* * * * *
“Good! You’re here. I believe the next visitors are nearly here as well – reasonably on schedule.”
The speaker was one David hadn’t heard before, and the man’s words broke through the horror replaying in the priest’s head.
Oh. They’d stopped moving.
“W-w-why d’ you ‘urt ‘im?”
(The boy’s very presence was as comforting and as soothing to the priest’s troubled soul as an afternoon spent in his garden puffing on his pipe.)

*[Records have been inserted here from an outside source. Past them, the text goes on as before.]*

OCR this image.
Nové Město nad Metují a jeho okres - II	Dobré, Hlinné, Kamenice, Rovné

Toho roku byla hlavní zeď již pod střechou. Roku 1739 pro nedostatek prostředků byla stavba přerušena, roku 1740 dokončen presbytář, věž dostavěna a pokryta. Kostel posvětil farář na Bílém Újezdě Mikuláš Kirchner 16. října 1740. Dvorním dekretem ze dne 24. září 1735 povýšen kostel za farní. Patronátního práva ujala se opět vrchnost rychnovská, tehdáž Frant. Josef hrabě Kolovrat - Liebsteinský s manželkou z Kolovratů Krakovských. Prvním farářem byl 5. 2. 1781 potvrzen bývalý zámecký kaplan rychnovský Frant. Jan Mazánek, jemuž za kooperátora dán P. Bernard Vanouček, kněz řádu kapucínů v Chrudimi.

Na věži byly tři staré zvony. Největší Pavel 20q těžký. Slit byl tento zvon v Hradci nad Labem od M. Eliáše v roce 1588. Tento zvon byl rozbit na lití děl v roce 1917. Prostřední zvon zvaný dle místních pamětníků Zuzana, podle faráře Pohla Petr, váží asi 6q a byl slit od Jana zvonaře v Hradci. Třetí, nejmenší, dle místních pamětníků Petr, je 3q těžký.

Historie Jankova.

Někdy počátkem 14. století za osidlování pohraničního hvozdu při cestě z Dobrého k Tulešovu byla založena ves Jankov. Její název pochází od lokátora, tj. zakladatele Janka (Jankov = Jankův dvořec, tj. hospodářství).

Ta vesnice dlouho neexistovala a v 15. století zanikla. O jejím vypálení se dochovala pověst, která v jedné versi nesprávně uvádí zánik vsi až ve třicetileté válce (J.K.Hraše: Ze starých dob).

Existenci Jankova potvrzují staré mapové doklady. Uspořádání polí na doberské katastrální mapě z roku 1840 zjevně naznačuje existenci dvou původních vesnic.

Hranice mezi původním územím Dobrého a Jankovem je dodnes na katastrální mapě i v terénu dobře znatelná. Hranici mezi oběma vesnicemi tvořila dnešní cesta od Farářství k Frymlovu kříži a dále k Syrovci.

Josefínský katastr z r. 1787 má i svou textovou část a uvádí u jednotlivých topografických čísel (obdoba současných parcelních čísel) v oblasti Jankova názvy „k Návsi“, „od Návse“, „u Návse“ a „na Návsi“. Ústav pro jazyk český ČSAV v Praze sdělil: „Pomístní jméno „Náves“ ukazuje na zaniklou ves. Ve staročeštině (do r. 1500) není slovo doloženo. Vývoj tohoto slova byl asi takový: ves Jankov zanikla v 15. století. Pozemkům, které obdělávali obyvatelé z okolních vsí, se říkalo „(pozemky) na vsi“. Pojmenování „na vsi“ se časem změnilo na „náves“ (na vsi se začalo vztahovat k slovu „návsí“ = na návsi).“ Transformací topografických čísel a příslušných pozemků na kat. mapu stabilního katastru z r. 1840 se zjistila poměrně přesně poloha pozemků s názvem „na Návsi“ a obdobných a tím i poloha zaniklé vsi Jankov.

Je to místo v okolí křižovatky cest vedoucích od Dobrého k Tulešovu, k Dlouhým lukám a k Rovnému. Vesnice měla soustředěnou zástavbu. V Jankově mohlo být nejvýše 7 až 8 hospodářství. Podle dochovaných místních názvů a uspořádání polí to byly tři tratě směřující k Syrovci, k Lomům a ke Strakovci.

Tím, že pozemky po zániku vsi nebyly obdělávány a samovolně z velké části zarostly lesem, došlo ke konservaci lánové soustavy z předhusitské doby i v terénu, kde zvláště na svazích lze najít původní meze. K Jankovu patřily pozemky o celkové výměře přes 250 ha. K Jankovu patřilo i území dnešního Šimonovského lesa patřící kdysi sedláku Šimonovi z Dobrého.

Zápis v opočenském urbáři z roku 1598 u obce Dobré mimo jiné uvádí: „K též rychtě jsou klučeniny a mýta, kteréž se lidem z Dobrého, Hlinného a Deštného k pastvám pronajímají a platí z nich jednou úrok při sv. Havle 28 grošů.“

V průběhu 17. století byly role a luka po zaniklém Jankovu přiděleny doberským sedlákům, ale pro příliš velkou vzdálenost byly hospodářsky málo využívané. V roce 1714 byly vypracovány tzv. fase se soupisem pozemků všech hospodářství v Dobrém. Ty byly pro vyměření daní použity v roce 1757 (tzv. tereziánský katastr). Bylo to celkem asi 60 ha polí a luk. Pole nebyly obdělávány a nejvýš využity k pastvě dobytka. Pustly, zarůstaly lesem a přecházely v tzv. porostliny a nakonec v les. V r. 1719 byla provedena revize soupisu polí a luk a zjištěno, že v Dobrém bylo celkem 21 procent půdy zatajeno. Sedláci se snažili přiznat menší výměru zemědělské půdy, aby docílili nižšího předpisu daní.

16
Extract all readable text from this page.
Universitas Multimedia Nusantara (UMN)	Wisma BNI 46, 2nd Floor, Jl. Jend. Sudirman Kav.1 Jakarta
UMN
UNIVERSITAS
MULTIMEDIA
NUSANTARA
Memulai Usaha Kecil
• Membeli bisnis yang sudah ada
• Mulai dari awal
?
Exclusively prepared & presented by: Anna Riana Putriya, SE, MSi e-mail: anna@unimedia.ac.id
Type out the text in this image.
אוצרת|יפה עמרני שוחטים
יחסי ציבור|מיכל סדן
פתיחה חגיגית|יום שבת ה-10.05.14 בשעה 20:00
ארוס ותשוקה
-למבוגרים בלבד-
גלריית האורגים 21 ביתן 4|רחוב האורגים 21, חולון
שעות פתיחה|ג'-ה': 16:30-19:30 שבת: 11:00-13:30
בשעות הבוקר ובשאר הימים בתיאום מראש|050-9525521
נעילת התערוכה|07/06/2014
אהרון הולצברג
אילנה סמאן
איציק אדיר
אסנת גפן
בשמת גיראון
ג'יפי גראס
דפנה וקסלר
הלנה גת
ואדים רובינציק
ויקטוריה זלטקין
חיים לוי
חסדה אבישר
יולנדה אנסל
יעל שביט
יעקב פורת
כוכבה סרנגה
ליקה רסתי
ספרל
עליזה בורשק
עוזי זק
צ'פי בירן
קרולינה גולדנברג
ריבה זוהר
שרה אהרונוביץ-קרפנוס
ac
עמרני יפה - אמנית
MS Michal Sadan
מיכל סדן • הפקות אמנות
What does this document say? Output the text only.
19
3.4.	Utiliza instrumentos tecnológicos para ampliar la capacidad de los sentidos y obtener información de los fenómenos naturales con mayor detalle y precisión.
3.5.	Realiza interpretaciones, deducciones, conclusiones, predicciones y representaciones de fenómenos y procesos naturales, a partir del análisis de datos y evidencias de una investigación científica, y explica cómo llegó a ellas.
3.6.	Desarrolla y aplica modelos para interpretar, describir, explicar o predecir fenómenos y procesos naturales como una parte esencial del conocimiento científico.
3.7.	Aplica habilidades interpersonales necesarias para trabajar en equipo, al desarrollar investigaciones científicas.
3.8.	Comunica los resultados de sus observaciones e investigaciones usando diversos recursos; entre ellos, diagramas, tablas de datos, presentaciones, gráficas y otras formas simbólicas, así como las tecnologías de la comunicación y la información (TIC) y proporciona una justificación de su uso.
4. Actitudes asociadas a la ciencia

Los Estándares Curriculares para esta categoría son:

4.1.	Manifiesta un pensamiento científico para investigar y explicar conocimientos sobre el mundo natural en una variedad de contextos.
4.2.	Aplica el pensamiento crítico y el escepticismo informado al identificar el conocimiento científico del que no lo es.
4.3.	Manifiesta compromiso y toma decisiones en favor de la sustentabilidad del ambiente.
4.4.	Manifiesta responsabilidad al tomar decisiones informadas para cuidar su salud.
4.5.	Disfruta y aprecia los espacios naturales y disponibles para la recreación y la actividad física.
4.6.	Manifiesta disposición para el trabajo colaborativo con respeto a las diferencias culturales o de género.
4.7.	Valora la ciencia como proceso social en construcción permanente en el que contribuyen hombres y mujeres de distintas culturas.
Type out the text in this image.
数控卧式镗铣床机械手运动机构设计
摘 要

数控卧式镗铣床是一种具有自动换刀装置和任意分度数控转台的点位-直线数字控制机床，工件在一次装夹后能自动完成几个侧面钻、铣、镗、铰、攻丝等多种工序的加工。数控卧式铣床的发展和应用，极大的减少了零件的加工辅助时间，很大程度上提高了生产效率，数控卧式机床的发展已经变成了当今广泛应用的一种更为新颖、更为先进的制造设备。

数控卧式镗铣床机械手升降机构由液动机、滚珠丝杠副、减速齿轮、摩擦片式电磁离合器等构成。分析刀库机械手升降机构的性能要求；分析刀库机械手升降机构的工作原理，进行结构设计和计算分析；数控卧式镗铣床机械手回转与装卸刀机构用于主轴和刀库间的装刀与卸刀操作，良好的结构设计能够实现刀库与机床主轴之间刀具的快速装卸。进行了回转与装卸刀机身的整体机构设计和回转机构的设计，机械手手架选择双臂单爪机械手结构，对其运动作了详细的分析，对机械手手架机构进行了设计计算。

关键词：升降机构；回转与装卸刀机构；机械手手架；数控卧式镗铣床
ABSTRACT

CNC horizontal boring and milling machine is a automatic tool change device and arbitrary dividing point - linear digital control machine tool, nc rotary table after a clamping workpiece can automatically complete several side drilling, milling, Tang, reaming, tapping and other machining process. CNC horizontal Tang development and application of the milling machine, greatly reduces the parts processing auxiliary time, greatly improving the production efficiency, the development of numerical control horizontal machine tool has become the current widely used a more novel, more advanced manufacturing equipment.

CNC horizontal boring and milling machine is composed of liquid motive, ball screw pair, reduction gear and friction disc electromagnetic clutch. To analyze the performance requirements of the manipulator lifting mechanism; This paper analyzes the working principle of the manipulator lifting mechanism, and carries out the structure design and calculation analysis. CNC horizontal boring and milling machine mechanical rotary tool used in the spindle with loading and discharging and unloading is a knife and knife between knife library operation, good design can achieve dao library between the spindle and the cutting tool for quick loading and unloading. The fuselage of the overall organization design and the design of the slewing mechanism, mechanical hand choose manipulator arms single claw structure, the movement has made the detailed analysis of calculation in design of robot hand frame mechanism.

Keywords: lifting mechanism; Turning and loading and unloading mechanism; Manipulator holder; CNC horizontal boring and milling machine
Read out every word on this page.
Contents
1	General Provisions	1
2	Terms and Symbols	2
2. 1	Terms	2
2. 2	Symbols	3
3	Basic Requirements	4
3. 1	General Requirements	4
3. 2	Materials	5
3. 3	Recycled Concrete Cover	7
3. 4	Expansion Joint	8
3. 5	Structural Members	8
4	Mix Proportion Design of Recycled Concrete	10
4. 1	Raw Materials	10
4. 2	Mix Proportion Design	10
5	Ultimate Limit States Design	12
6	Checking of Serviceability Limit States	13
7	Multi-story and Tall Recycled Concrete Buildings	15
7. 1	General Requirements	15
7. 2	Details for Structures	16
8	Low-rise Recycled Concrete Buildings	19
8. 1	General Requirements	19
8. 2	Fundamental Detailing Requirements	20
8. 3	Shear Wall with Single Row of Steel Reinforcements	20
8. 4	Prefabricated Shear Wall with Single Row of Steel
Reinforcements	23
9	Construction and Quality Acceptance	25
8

David sensed the young man hurrying past him, presumably to Lew’s side. He moved unhindered by the heavies surrounding them.
The newcomer’s voice murmured commands to someone; the blonde replied; then several of the men departed back the way they’d come.
David heard footsteps come toward him, and then the new fellow spoke quite nearby, as though he were standing next to Innocent and Lewis.
“‘E’s m-m-m-my frien’!”
There was a pause, a swishing sound, and then a single muted thump.
Lewis screamed, the sound broken.
“Do. As. You’re. Told.”
“…Y-y-y-yes s-s-sir.”
Innocent’s reply was scarcely more than a murmur; his uncle’s enjoinder (the new fellow had to be the uncle) had him cowed. The boy’s trembling was audible.
Blind and bound and frighteningly alone in the darkness, the last tendrils of hope in David’s heart vanished.